Desse passeio inicial ficaram-nos estranhas impressões de que algo ali não ia bem. Tínhamos que descobrir o que ali estava errado. Embora ainda não soubéssemos dessa “missão”. Voltamos ao hotel em que estávamos hospedados. Neste mesmo dia, já à noite, saímos pela cidade para fazermos mais um “passeio”.

Durante este passeio noturno, conhecemos um índio Truká. Vou chamá-lo aqui de X-Borges. Ele dissera que havia nos visto conversando com o funcionário da Funai, e que queria nos contar sua história. Aceitamos sua proposta e abrimos nossos ouvidos.

Para nossa surpresa, o tal funcionário da Funai era um ex-cacique dos índios Truká. X-Borges nos fez uma denúncia, na qual acusava o ex-cacique de desviar recursos para a sua família. Descobrimos que este ex-cacique era membro da família que morava à esquerda da ilha - o lado asfaltado, cujas terras são mais férteis.

Como eu disse acima, o Governo Federal repassa verbas e outros recursos para os moradores da ilha através da Funai. A denúncia era de que esse ex-cacique estava “infiltrado” no posto da Funai com o único objetivo de desviar recursos, além de “manipular” a polícia, estando ele mancomunado com outros grandes fazendeiros do município de Cabrobó.

Além disso, a família Borges acusava esse ex-cacique e sua família de ter-lhes expropriado as terras mais férteis da Ilha de Assunção, que estão localizadas no lado esquerdo dela.

Podemos dizer que existem duas famílias principais na Ilha, além de outras menores, dependentes das maiores. De um lado, a família do ex-cacique da tribo, e funcionário da Funai à época; de outro, a família Borges.

X-Borges nos fez também o relato de uma perseguição policial que sofriam alguns membros de sua família, já há algum tempo. Segundo X-Borges, os policiais da Rocam já haviam matado dois dos seus familiares, e estava com uma lista de mais oito, entre eles, o próprio X-Borges.

Não se fazendo de “santo”, X-Borges assumiu que andava fortemente armado. Assumiu também que plantava maconha para seu consumo e para venda, além de praticar assaltos a bancos e carros-fortes, na BR-428, que atravessa o município.

Disse ainda que estava ali disposto a tudo: a morrer e a matar também.

Para X-Borges e os seus, o que nos foi afirmado é que eles eram extremamente favoráveis às atividades turísticas na ilha. Quem não as desejava era o ex-cacique e sua família.

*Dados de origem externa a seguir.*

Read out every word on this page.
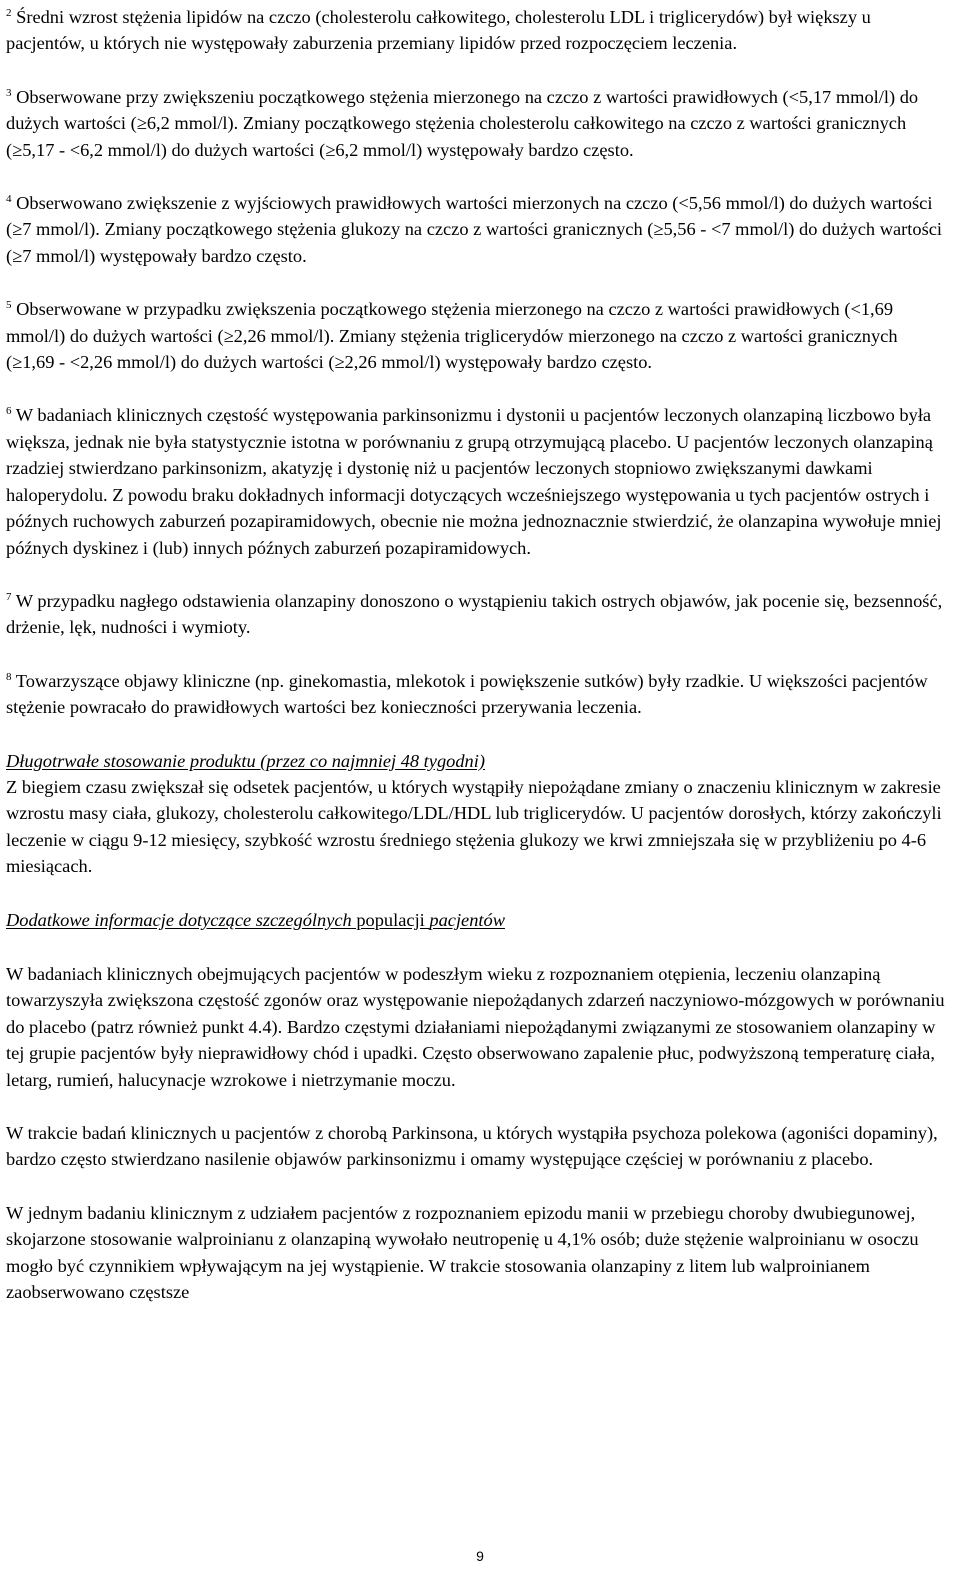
$^2$ Średni wzrost stężenia lipidów na czczo (cholesterolu całkowitego, cholesterolu LDL i triglicerydów) był większy u pacjentów, u których nie występowały zaburzenia przemiany lipidów przed rozpoczęciem leczenia.

$^3$ Obserwowane przy zwiększeniu początkowego stężenia mierzonego na czczo z wartości prawidłowych (<5,17 mmol/l) do dużych wartości (≥6,2 mmol/l). Zmiany początkowego stężenia cholesterolu całkowitego na czczo z wartości granicznych (≥5,17 - <6,2 mmol/l) do dużych wartości (≥6,2 mmol/l) występowały bardzo często.

$^4$ Obserwowano zwiększenie z wyjściowych prawidłowych wartości mierzonych na czczo (<5,56 mmol/l) do dużych wartości (≥7 mmol/l). Zmiany początkowego stężenia glukozy na czczo z wartości granicznych (≥5,56 - <7 mmol/l) do dużych wartości (≥7 mmol/l) występowały bardzo często.

$^5$ Obserwowane w przypadku zwiększenia początkowego stężenia mierzonego na czczo z wartości prawidłowych (<1,69 mmol/l) do dużych wartości (≥2,26 mmol/l). Zmiany stężenia triglicerydów mierzonego na czczo z wartości granicznych (≥1,69 - <2,26 mmol/l) do dużych wartości (≥2,26 mmol/l) występowały bardzo często.

$^6$ W badaniach klinicznych częstość występowania parkinsonizmu i dystonii u pacjentów leczonych olanzapiną liczbowo była większa, jednak nie była statystycznie istotna w porównaniu z grupą otrzymującą placebo. U pacjentów leczonych olanzapiną rzadziej stwierdzano parkinsonizm, akatyzję i dystonię niż u pacjentów leczonych stopniowo zwiększanymi dawkami haloperydolu. Z powodu braku dokładnych informacji dotyczących wcześniejszego występowania u tych pacjentów ostrych i późnych ruchowych zaburzeń pozapiramidowych, obecnie nie można jednoznacznie stwierdzić, że olanzapina wywołuje mniej późnych dyskinez i (lub) innych późnych zaburzeń pozapiramidowych.

$^7$ W przypadku nagłego odstawienia olanzapiny donoszono o wystąpieniu takich ostrych objawów, jak pocenie się, bezsenność, drżenie, lęk, nudności i wymioty.

$^8$ Towarzyszące objawy kliniczne (np. ginekomastia, mlekotok i powiększenie sutków) były rzadkie. U większości pacjentów stężenie powracało do prawidłowych wartości bez konieczności przerywania leczenia.

Długotrwałe stosowanie produktu (przez co najmniej 48 tygodni)

Z biegiem czasu zwiększał się odsetek pacjentów, u których wystąpiły niepożądane zmiany o znaczeniu klinicznym w zakresie wzrostu masy ciała, glukozy, cholesterolu całkowitego/LDL/HDL lub triglicerydów. U pacjentów dorosłych, którzy zakończyli leczenie w ciągu 9-12 miesięcy, szybkość wzrostu średniego stężenia glukozy we krwi zmniejszała się w przybliżeniu po 4-6 miesiącach.

Dodatkowe informacje dotyczące szczególnych populacji pacjentów

W badaniach klinicznych obejmujących pacjentów w podeszłym wieku z rozpoznaniem otępienia, leczeniu olanzapiną towarzyszyła zwiększona częstość zgonów oraz występowanie niepożądanych zdarzeń naczyniowo-mózgowych w porównaniu do placebo (patrz również punkt 4.4). Bardzo częstymi działaniami niepożądanymi związanymi ze stosowaniem olanzapiny w tej grupie pacjentów były nieprawidłowy chód i upadki. Często obserwowano zapalenie płuc, podwyższoną temperaturę ciała, letarg, rumień, halucynacje wzrokowe i nietrzymanie moczu.

W trakcie badań klinicznych u pacjentów z chorobą Parkinsona, u których wystąpiła psychoza polekowa (agoniści dopaminy), bardzo często stwierdzano nasilenie objawów parkinsonizmu i omamy występujące częściej w porównaniu z placebo.

W jednym badaniu klinicznym z udziałem pacjentów z rozpoznaniem epizodu manii w przebiegu choroby dwubiegunowej, skojarzone stosowanie walproinianu z olanzapiną wywołało neutropenię u 4,1% osób; duże stężenie walproinianu w osoczu mogło być czynnikiem wpływającym na jej wystąpienie. W trakcie stosowania olanzapiny z litem lub walproinianem zaobserwowano częstsze

9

Para X-Borges, as visitas de turistas na Ilha trariam não apenas movimentação econômica, mas principalmente, visibilidade aos problemas políticos e econômicos instaurados na tribo. E que essa seria uma forma de solucionar os conflitos que vivenciavam.

X-Borges ainda nos narrou uma história de um infeliz dia vivido por ele, em que um grupo de policiais saiu “à sua caça” e foi até sua casa para lhe matar. Um primo de X-Borges antecipara-se e veio até ele, informando-o da operação, o que lhe deu tempo de pegar seu pequeno filho de cinco anos nos braços e fugir para dentro do mato.

X-Borges deixara seu filho com sua família, e arribou-se por mais de um ano escondido em meio à caatinga da região. Estando de volta, sabia que estava na lista negra da polícia militar.

Outra nuance do discurso de X-Borges foi quanto ao processo de elegibilidade do cacique da tribo. Segundo nos narrou X-Borges, era realizada uma espécie de “processo democrático” interno para eleição do cacique.

O problema, segundo X-Borges, é que a família de seu rival era bem mais numerosa que a sua - que girava em torno de cinqüenta a sessenta indivíduos. X-Borges reivindicava um outro tipo de processo para eleição do cacique.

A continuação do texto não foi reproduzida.